工業製品、機械、食品、医薬品をはじめとする様々な分野における模倣品の氾濫、既存の著名商標の無断使用、あるいは不正な登録による使用のため、日本企業が被害を受けているケースが多数報告されている。模造品や商標権侵害は企業の間の公正な競争を歪めると共に、創造的な活動のインセンティブを減退させることになる。新たな産業の発展や中小企業の振興を支援する上からも、知的財産権をこれまで以上に重視する必要がある。日中韓FTAにおいて、締約国の知財制度の基盤整備等を促すと共に、執行の実効性を確保するための条項(模造品、商標権侵害の取締、罰則強化等)を盛り込むべきである。併せて、発効後も執行状況をレビューすることが重要である。

(2)知的財産権の確実な保証

ITセキュリティ製品のソースコードの開示の義務化、あるいは、環境エネルギー技術に関する特許権の強制許諾等に対する懸念が多くの日本企業から表明されている。知的財産権が確実に保証され、研究開発投資を適切に回収できる市場環境を整備し、民間の研究開発能力を最大限に引き出すことで、イノベーション、技術移転を推進するという観点から、日中韓FTAに関連規定を設けるべきである。

8.環境問題

環境問題、とりわけ地球温暖化問題に対処すべく、日中韓三国は省エネのための協力を推進する必要がある。省エネの推進は、コストの削減、地域全体のエネルギー安全保障体制の確立にも貢献する。
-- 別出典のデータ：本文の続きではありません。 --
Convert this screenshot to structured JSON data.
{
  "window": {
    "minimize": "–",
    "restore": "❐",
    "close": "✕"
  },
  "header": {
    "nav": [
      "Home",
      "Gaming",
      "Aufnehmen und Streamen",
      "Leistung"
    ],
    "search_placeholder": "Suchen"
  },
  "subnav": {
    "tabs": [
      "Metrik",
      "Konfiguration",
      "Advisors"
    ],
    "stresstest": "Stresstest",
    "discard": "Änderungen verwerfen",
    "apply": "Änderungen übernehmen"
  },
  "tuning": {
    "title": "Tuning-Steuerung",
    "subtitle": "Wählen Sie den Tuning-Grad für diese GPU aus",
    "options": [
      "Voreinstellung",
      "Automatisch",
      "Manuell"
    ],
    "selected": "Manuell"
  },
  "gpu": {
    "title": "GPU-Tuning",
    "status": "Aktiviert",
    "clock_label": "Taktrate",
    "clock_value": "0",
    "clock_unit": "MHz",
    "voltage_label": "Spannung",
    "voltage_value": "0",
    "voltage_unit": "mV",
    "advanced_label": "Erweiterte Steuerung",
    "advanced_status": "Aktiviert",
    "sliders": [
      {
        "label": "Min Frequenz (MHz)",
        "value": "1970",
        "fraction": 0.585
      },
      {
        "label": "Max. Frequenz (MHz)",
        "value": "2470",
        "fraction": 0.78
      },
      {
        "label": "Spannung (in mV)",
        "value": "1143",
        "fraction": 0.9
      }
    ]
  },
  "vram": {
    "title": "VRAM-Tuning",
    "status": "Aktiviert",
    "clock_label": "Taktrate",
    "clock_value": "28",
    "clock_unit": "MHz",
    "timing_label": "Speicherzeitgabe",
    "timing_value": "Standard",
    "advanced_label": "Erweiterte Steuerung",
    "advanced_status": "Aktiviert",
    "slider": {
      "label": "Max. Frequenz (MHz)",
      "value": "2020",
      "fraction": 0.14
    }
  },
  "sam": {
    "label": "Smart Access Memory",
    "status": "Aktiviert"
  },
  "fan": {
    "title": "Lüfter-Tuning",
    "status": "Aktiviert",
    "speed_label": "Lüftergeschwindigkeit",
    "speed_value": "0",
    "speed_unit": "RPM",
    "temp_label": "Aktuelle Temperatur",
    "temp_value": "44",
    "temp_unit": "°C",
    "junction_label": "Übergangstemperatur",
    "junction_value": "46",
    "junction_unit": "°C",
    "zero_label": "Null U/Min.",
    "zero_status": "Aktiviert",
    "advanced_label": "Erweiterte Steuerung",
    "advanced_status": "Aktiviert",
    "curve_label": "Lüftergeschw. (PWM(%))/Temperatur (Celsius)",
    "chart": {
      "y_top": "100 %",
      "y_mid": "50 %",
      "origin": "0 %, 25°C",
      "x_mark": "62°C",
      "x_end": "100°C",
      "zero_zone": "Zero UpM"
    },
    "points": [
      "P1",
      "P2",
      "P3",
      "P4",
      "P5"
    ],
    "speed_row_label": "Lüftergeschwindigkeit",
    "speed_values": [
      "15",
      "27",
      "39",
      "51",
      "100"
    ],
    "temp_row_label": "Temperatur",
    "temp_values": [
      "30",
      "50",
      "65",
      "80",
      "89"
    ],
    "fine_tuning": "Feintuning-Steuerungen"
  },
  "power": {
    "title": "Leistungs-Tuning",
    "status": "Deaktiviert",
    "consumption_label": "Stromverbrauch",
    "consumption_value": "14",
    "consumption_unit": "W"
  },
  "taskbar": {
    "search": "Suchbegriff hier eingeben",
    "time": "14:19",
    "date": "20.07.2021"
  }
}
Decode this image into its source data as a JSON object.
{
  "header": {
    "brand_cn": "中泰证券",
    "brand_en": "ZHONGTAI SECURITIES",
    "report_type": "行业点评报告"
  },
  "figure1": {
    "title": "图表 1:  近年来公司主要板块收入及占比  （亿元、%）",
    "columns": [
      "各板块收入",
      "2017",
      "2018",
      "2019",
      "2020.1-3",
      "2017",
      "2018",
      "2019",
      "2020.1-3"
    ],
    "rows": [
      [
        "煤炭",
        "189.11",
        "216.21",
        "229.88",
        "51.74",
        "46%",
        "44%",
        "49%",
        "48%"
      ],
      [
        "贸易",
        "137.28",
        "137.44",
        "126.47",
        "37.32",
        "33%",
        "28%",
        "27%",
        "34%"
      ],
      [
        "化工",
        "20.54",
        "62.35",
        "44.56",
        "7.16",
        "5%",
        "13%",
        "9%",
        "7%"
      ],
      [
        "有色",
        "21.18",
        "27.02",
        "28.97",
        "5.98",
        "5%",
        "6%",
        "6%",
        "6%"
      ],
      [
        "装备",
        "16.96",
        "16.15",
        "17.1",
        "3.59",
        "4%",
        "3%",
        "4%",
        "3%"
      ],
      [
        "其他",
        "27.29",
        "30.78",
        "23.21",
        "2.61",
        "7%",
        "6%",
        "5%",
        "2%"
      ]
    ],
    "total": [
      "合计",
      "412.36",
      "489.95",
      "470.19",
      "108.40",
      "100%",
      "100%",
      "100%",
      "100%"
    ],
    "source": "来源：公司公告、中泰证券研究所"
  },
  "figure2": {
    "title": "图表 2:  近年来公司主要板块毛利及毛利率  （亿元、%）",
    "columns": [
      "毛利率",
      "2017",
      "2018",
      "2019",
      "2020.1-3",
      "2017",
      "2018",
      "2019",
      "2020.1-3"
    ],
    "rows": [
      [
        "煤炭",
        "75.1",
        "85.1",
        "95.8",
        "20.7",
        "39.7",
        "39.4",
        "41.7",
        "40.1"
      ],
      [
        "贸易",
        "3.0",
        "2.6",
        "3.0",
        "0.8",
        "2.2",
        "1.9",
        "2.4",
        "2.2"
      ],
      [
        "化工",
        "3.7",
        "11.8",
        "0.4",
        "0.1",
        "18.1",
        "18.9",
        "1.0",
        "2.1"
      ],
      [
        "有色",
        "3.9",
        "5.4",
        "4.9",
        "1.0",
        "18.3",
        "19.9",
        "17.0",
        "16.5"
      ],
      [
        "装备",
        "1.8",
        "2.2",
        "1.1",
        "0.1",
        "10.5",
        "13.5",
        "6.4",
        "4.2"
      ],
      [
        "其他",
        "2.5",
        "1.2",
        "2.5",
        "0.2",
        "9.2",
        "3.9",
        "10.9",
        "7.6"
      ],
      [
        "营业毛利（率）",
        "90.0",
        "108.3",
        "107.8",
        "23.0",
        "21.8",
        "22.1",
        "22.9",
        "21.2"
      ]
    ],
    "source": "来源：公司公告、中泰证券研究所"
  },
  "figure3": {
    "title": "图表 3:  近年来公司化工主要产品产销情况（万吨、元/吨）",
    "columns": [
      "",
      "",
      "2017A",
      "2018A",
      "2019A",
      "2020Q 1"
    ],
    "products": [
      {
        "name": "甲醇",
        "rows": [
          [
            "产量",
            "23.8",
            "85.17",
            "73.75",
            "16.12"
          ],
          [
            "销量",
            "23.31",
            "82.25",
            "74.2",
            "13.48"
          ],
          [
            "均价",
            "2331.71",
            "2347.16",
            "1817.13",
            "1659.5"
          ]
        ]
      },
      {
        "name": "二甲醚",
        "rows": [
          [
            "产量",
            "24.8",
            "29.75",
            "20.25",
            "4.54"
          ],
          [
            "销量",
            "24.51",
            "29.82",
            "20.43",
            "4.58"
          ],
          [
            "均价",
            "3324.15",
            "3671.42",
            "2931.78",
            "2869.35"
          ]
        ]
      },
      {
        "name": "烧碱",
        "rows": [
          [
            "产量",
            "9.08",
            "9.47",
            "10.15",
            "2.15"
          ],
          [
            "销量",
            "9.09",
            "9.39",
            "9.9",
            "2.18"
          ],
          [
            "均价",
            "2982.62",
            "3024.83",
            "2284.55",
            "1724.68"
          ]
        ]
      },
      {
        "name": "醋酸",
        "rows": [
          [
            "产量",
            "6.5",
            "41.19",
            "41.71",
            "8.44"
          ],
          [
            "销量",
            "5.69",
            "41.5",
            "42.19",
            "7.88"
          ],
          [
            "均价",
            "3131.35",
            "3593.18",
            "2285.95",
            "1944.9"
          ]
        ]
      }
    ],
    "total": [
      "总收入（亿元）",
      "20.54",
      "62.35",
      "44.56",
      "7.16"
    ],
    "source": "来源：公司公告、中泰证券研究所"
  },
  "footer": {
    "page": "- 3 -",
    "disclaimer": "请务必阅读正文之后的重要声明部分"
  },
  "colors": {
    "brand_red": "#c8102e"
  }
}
三国は既に「クリーン開発と気候に関するアジア太平洋パートナーシップ」(APP)の下、省エネ技術の移転のための官民協力をセクター別に展開している。日中韓FTAは、APPの活動に代表される省エネ、環境保護に向けた官民の取組を推進する際の法的基盤となる必要がある。併せて、現在三国間で異なる省エネ・環境技術の規格、基準の標準化に向け、日中韓FTAが寄与することに期待する。

III.むすびにかえて

以上の通り、日中韓FTAは、三国間の貿易投資の活性化に大きく貢献するため、早期締結が望まれる。これと並行して、日韓経済連携協定についても、早期の交渉再開と妥結が求められる。また、日中経済連携協定の締結についても検討すべきである。中国はわが国にとって最大の貿易相手国である半面、高関税品目や投資上の障壁も多いため、二国間の経済連携協定によって大幅な貿易投資の活性化が期待される。

一方で、FTAAP実現のもう一つの核となる「環太平洋経済連携協定」(Trans Pacific Partnership:TPP)にわが国が参加することも重要である。わが国と同盟関係にあり、世界第一の経済大国である米国を含むTPPに参加し、先進的なルールづくりを進めることは、ハイレベルな日中韓FTAの実現にも寄与することになろう。